Русская дореволюционная эстетика о соотношении праздника и театра



В России проблема соотношения праздника и искусства активно обсуждалась в десятилетие, предшествовавшее Октябрю. Интерес к ней возник в связи с наметившимся тогда кризисом театра, содержание которого по-своему удачно сформулировал С. Рафалович. «Резко ощущается отчужденность актера от зрителя, залы от сцены, — писал он. — Резко обозначается контраст между активным действием одного и пассивным бездействием другого. Раздражает и не удовлетворяет обособленность автора от толпы, его относительная близость только небольшому кругу людей и недоступность широким народным массам. Гнетет узкая условность театральных форм, и в содержании пьес и в постановке чрезмерная определенность, точность, ясность, не дающая простора и свободы. И все это заставляет многих отрицать современный театр, {136} гневно отворачиваться от него и бросаться из стороны в сторону, в темноту, не находя выхода, не видя пути»[137].
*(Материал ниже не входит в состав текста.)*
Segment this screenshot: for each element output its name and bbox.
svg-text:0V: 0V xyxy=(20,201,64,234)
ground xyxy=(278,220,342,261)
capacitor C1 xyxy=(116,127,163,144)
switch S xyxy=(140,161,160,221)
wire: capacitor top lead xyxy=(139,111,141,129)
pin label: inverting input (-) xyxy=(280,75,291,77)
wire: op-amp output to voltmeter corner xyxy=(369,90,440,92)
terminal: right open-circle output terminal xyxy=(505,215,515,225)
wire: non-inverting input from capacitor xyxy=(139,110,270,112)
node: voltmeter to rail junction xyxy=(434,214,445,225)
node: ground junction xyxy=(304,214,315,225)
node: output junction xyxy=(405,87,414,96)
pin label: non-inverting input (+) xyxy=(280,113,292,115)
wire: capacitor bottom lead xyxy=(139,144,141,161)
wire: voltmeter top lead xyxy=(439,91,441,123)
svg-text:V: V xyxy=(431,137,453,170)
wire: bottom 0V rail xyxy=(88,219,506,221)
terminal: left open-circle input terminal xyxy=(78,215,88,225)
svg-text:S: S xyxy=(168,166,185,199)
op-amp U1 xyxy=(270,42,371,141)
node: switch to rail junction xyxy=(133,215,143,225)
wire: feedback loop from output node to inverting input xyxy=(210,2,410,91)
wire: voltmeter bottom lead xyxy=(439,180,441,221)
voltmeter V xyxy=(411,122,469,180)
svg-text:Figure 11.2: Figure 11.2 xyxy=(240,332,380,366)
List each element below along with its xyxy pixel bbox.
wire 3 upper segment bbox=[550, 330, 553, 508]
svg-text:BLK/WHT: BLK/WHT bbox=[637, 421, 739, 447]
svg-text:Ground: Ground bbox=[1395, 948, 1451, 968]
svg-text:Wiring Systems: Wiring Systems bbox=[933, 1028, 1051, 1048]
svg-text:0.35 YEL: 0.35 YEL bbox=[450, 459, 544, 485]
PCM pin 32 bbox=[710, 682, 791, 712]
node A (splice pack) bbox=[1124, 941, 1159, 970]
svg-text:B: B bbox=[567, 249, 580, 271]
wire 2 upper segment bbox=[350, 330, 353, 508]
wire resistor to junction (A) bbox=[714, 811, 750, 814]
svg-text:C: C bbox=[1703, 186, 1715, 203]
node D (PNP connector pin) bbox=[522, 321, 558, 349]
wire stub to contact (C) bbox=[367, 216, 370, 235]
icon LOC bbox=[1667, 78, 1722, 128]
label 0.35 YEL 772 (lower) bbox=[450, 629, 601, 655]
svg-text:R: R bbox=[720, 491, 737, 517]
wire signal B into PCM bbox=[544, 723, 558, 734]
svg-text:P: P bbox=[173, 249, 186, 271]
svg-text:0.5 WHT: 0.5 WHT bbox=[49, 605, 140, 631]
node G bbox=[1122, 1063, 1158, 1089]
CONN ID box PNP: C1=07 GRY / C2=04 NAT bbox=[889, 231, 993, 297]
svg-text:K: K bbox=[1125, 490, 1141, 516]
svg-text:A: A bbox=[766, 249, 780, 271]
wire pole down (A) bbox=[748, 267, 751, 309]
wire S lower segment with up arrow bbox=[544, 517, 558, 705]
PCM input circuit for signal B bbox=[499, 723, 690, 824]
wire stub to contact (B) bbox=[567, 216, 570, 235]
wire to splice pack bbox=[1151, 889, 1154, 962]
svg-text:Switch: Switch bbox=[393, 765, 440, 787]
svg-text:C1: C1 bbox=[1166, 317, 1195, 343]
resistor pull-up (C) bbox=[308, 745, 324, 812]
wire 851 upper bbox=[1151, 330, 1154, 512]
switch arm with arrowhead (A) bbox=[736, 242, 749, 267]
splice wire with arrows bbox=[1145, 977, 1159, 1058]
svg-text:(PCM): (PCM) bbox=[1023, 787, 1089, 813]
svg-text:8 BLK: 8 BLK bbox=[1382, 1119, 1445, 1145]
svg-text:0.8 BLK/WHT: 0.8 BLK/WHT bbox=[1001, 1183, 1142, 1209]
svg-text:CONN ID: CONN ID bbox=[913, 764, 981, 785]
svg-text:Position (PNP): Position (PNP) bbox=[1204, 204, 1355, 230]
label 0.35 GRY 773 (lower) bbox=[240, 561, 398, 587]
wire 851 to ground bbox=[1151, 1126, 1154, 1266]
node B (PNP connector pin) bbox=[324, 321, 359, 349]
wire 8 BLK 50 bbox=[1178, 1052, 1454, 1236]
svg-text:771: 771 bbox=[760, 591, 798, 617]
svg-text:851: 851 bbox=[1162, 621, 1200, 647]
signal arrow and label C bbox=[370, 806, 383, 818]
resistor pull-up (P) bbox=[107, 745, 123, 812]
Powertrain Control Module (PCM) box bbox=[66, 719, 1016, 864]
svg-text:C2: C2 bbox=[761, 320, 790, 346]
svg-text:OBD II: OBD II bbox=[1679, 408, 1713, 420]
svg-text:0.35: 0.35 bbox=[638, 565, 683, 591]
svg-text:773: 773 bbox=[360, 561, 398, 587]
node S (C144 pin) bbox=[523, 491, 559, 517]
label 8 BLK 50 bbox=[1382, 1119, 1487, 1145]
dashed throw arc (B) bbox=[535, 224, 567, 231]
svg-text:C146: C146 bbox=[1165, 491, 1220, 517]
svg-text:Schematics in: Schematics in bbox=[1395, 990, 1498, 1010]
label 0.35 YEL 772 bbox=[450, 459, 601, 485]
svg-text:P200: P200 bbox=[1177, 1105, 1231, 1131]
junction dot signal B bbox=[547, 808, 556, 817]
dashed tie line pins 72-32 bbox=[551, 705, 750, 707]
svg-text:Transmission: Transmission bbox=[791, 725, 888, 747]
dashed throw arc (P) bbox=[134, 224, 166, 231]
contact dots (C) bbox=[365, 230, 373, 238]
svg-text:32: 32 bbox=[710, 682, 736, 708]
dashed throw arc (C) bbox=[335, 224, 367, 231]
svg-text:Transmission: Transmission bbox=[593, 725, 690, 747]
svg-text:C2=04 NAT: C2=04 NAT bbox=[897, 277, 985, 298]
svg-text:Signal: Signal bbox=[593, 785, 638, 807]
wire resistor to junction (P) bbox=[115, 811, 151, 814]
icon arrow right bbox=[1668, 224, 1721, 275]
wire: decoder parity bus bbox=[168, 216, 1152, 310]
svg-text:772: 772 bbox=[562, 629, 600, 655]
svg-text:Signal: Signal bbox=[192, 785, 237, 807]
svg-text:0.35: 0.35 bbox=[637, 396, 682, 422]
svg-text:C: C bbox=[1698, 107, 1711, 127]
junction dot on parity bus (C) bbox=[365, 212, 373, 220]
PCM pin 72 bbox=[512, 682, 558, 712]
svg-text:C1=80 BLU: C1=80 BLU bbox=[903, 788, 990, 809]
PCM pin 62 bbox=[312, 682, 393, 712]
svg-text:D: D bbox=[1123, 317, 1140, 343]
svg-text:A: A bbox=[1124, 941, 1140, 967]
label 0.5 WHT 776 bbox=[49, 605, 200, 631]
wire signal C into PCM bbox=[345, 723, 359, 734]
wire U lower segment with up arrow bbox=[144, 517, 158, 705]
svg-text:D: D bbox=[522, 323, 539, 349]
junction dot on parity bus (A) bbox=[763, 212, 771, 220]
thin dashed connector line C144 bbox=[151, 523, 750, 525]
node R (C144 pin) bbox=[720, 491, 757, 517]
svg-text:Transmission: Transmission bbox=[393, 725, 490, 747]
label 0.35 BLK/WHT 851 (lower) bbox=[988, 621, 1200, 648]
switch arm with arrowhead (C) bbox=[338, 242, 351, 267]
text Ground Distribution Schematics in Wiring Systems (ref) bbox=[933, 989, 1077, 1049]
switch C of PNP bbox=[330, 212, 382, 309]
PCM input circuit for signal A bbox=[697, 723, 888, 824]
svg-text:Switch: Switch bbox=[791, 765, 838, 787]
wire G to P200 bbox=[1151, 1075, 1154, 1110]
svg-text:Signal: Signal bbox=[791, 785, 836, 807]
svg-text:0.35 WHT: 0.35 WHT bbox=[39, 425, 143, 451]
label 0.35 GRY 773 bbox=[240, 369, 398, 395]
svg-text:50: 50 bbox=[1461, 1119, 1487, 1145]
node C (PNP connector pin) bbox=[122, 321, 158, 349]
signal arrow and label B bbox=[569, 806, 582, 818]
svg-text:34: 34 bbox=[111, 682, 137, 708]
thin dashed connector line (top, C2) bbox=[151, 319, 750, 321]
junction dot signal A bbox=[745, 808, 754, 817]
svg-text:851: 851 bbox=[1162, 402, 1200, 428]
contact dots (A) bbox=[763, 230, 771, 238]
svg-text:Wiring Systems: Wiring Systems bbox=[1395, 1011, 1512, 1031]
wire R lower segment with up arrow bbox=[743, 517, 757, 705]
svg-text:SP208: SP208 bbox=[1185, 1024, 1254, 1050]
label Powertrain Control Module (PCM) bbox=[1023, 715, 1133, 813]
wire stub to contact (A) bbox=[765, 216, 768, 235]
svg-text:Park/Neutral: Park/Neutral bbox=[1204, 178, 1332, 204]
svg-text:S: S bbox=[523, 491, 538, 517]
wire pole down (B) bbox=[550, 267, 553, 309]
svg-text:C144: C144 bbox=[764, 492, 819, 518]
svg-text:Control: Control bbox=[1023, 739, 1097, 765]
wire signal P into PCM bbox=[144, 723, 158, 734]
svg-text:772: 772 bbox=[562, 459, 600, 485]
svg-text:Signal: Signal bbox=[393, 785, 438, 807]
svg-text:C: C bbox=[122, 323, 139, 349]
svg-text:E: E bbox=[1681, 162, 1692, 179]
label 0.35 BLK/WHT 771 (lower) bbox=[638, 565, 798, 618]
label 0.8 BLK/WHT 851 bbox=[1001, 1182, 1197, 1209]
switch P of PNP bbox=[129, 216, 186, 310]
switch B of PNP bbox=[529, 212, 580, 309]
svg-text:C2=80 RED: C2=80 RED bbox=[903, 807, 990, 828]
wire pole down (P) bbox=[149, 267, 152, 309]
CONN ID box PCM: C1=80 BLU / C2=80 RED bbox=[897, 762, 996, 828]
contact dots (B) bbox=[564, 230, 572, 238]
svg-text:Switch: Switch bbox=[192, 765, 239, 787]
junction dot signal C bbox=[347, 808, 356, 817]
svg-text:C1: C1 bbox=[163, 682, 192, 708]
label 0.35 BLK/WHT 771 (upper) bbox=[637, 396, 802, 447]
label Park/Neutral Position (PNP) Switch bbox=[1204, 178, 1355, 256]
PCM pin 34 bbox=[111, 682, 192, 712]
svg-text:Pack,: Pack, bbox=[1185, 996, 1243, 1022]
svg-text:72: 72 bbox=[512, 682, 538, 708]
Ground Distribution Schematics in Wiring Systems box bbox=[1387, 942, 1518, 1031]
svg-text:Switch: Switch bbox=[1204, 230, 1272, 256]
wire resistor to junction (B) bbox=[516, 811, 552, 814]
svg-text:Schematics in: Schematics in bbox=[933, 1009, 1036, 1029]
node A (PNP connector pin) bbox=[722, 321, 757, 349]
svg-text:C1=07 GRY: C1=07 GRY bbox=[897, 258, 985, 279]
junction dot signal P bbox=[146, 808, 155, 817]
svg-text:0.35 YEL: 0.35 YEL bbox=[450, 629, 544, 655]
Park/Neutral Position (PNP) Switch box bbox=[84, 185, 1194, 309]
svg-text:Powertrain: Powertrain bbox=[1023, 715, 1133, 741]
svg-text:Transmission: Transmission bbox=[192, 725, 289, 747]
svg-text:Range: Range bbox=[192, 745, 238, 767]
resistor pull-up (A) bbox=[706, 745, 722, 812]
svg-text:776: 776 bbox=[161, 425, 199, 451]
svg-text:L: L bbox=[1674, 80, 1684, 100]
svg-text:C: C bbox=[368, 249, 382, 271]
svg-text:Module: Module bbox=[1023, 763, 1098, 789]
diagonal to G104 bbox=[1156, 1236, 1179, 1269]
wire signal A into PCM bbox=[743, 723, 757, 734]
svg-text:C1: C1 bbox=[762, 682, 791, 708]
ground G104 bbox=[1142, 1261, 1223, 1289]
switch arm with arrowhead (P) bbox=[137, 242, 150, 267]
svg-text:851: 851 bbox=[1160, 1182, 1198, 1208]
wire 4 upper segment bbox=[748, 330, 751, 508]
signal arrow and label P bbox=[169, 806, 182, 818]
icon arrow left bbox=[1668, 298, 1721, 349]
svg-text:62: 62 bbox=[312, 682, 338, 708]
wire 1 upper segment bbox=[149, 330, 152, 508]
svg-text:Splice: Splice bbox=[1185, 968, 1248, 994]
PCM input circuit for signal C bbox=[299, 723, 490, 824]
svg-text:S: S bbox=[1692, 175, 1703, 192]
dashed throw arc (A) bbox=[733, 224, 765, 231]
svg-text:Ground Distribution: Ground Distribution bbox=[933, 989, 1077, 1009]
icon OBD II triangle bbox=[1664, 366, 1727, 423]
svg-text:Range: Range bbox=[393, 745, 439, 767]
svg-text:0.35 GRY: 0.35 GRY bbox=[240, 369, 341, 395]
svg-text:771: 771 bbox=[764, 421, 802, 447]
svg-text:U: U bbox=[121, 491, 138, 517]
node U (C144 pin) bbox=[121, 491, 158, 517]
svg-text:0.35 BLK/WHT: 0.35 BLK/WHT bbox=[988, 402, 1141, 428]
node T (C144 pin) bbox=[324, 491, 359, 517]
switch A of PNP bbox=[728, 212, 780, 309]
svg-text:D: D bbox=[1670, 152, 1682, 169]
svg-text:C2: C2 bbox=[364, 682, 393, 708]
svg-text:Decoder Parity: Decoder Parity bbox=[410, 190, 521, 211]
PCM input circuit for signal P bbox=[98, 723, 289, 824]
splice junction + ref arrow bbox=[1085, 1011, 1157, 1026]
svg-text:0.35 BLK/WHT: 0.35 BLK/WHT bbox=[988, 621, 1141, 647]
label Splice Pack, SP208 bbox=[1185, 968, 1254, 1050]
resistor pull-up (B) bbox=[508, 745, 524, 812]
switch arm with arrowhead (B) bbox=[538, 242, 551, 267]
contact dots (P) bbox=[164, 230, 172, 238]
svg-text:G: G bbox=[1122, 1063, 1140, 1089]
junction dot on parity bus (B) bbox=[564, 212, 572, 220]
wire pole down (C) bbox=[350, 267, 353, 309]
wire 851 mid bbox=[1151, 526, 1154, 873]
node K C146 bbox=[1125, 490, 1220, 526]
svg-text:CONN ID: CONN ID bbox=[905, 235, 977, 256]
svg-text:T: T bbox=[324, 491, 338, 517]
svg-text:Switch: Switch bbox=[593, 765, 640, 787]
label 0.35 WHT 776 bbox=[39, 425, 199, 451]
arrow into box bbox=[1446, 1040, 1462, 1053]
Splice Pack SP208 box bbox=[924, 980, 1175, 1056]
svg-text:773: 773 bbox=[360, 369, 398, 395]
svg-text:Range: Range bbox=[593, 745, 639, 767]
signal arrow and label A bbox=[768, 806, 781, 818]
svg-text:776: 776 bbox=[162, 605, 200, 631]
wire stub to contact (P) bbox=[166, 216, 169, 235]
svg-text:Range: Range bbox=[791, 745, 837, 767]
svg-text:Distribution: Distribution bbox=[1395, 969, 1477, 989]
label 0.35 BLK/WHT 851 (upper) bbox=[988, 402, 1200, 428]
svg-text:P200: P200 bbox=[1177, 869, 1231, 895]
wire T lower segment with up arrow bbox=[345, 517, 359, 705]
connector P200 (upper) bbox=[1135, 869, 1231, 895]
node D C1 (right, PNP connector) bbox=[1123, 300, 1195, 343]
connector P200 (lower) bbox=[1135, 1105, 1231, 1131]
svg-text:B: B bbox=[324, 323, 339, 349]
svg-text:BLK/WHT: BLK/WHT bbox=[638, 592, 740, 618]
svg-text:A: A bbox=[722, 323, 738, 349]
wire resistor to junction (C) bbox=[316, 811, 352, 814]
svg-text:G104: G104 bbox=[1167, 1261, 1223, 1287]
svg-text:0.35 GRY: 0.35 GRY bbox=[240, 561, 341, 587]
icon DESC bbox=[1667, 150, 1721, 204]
Размышления Рафаловича передают общую атмосферу и противоречивый дух новотеатральных исканий в период между двумя русскими революциями, фиксируют главное в этих исканиях, обнажают общие побуждения тех, кто включился тогда в спор о театре. Массовый зритель и его отстранение от современной сцены — так лаконично можно сформулировать внутренний источник тогдашнего кризиса театра, приводивший большинство теоретиков к утверждению, что у театра нет иного пути, кроме возврата к тому первоначальному состоянию, когда он был включен в сферу праздника и полностью подчинялся царившим в нем законам.

Театр отрицали тогда настойчиво и постоянно. В этом сближались В. Фриче с его образами праздничных обрядов, заменяющих сцену в «коллективистическом обществе», и Н. Евреинов с его теорией «театрализации жизни», и символисты, которым будущий театр представлялся синтетическим явлением с активнейшей ролью музыки, танца, хоров, с опорой на «дионисийское начало» и отказом от всякой художественной условности.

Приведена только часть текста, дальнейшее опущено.